Friday, September 21, 2007

Police officer racially abuses man, Assistant Commissioner finds no wrong doing


Anthony Housden, a black man, was arrested in July 2005 following an incident on a train and taken to Plumstead police station.

He was placed in an enclosed area, a holding cage surrounded by a mesh metal frame, where he was kept for about half an hour.

33-year-old PC Wayne Bell, an officer for seven years, told Mr Housden he was behaving like a badly behaved chimp, and imitated a monkey, in a racially abusive manner.

When PC Wayne Bell appeared before a misconduct panel over the chimp incident at Plumstead police station in July 2005 he was found guilty.

Another officer, PC Wakeling, was found guilty of misconduct by failing to report his fellow officer.

The case was then reviewed by Assistant Commissioner Andy Hayman who found only one of three charges proved in PC Bell's case and substituted a financial penalty.

He found none of the charges proved against PC Wakeling.

Today the case took another twist and the officers' careers were placed in fresh jeopardy when High Court judge Mr Justice Wyn Williams ruled Mr Hayman's decision "fatally flawed" and quashed it at the request of the Independent Police Complaints Commission (IPCC).

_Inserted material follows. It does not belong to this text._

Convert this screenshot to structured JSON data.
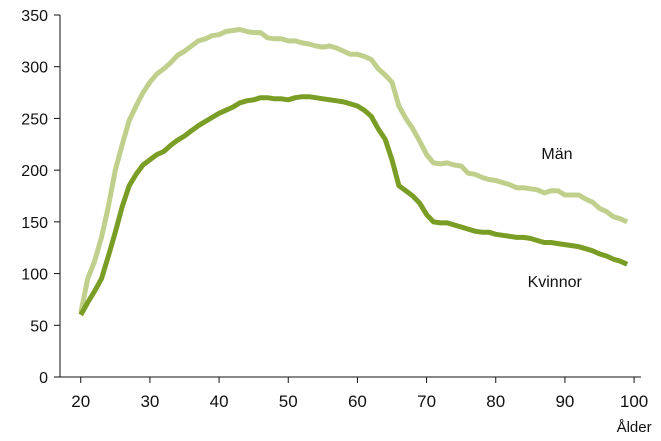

The judge said: "In reaching contrary conclusions the (Assistant Commissioner) clearly fell into error."

The errors he made were so fundamental as to make Mr Hayman's decision fatally flawed.

He had also exceeded his powers in the case of PC Wakeling, said the judge.

PC Bell was charged with committing a racially motivated offence contrary to the 1986 Public Order Act, but the prosecution was dismissed at Bow Street Magistrates' Court in March last year.